Here are several tips to integrate email marketing with other channels:
- Cross-post your email content to social media, adapting the communication style.
- Create chatbots in Facebook Messenger and grow your mailing list with them.
- Involve SMS for urgent time-sensitive messages. 41% of consumers prefer SMS over email for urgent communications. For example, you could send SMS messages for timely information like delivery or payment updates.
- Ask subscribers for their preferred channel of communication and improve your multichannel strategy accordingly. 52% of consumers consider the choice of a communication channel the most important when receiving messages from businesses.
Track which messages in which channels are the most efficient to be sure you are on the same page with your subscribers.
Conclusion
Although no one questions the significance of email marketing for eCommerce, it is not always easy to identify the most important of all the available opportunities. Let’s go over the key tips for successful email marketing:
- Start researching the market from your competitors.
- Collect email addresses on social media and at your events.
- Start segmentation as soon as you get any relevant information.
- Send welcome emails to familiarize users with your company, products, and services.

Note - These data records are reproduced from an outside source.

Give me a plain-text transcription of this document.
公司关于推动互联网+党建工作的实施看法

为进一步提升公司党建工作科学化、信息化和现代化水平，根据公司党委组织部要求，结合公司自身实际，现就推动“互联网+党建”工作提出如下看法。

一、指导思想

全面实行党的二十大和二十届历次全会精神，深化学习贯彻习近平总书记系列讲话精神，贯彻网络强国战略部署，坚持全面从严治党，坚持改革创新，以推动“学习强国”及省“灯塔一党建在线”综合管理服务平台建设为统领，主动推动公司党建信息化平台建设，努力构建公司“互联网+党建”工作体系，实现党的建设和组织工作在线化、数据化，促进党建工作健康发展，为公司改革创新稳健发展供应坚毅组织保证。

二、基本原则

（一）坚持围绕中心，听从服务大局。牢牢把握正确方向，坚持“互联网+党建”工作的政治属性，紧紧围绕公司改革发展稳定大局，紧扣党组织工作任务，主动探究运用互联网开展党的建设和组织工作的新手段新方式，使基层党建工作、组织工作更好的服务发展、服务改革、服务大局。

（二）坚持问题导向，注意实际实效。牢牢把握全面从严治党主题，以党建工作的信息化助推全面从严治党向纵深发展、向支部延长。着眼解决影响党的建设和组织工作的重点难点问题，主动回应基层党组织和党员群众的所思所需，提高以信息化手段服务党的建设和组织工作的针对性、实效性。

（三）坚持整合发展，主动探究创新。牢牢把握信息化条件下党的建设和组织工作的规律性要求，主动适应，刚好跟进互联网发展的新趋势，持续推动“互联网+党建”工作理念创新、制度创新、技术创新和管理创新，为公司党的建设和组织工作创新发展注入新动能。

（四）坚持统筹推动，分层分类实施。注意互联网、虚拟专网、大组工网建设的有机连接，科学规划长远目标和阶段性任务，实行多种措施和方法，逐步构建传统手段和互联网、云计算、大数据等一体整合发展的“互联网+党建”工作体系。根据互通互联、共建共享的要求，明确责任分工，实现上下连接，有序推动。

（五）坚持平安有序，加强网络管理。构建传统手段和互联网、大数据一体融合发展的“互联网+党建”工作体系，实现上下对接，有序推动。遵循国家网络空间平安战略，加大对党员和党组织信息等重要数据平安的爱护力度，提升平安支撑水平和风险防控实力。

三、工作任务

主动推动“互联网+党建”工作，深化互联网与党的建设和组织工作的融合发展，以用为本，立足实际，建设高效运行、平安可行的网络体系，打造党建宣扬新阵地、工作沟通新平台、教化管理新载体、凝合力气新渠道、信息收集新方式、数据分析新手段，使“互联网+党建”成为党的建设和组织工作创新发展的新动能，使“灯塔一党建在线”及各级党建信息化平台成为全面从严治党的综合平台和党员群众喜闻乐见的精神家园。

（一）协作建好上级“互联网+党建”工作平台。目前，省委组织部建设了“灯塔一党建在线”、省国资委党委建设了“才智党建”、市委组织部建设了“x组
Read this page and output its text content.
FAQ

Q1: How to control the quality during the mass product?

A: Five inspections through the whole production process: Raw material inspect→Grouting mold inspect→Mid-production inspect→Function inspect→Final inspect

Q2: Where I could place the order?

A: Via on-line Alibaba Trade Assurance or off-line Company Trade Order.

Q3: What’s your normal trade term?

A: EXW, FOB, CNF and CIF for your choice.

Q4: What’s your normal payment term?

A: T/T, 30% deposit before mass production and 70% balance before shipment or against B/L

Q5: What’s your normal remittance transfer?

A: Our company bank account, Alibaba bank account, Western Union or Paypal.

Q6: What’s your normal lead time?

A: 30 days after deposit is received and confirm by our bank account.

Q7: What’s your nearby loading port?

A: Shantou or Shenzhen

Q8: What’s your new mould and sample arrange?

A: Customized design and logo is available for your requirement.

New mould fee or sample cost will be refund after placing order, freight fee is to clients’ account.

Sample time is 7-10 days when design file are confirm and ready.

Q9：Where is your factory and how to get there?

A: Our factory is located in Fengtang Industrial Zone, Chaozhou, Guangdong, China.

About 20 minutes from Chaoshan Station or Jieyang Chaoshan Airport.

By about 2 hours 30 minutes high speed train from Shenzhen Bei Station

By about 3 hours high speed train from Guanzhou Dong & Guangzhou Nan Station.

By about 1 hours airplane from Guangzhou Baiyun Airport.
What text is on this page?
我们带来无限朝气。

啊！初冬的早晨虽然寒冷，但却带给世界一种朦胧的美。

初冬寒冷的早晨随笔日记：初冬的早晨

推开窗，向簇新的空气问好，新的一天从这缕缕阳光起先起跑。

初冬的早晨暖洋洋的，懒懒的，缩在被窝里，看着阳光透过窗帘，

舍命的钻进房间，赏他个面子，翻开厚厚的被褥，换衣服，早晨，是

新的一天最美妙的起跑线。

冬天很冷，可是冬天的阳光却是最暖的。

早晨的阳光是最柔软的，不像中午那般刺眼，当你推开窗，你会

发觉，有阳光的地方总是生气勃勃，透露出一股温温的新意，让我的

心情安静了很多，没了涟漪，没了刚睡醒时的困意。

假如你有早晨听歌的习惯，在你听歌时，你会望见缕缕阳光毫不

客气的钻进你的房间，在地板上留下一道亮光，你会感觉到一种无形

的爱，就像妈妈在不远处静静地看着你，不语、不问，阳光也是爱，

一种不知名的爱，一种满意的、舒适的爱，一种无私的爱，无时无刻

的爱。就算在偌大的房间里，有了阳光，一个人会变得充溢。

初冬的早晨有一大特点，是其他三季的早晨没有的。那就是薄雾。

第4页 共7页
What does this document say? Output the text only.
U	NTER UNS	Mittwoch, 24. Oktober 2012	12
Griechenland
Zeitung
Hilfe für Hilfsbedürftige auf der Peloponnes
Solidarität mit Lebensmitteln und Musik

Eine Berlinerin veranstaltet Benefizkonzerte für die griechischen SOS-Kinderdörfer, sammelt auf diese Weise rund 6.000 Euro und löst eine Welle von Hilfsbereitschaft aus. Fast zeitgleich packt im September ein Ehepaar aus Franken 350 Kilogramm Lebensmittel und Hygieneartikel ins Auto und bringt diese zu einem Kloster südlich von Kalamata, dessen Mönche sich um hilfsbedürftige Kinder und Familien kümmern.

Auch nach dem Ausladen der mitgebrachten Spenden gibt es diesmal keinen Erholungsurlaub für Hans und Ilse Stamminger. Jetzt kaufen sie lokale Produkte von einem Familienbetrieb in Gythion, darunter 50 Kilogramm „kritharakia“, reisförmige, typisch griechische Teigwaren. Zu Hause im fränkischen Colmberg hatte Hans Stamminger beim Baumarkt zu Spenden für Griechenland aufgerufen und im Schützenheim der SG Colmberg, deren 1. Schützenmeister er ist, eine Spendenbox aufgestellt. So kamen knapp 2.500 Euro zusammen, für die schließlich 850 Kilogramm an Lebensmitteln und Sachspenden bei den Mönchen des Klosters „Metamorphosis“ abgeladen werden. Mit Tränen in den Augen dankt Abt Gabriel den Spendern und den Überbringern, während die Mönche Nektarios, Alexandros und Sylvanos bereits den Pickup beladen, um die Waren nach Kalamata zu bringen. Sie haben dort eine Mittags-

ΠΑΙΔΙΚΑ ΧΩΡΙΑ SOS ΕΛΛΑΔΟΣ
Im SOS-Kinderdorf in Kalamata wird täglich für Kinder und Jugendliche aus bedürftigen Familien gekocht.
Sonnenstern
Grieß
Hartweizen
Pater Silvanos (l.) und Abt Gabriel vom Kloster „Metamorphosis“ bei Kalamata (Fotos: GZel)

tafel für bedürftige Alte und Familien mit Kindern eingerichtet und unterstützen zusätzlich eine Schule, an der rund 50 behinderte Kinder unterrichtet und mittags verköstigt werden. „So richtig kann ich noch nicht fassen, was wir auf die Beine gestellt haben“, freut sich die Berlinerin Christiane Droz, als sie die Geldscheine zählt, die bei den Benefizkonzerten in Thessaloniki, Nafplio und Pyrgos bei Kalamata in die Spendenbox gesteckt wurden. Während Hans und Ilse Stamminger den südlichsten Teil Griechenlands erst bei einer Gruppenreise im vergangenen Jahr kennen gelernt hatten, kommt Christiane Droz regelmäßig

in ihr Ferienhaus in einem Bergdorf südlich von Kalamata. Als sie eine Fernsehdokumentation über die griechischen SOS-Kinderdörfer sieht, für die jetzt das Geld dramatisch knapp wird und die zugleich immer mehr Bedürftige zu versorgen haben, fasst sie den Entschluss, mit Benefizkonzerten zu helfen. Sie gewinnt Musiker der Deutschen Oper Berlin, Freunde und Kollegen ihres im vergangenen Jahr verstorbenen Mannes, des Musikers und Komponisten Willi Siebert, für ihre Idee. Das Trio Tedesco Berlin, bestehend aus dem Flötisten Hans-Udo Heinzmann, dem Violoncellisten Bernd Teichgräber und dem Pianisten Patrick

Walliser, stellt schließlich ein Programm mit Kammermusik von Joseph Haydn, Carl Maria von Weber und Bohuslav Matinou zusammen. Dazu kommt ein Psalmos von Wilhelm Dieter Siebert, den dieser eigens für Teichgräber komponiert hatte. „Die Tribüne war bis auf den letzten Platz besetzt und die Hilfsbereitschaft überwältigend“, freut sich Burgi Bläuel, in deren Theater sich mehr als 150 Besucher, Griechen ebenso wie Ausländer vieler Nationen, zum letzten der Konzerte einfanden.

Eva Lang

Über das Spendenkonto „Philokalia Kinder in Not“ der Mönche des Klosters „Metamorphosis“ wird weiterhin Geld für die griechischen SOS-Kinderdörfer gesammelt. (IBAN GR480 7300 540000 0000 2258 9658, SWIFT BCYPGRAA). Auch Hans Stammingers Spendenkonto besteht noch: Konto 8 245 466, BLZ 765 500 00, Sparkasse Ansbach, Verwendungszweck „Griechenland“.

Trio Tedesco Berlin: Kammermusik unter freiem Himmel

- Automate recurring scenarios.
- Use re-engagement campaigns to bring back your dormant subscribers.
- Personalize your communication to make each subscribers’ experience unique.
- Keep an eye on your email marketing performance.
- Be vigilant to avoid spammy words or anything that will make mailbox providers view your campaigns as spam.
- Don’t limit yourself to only email, involve other communication channels.
The only sure way to be a successful eCommerce marketer is to get started, give our advice a try and make use of SendPulse’s products and features.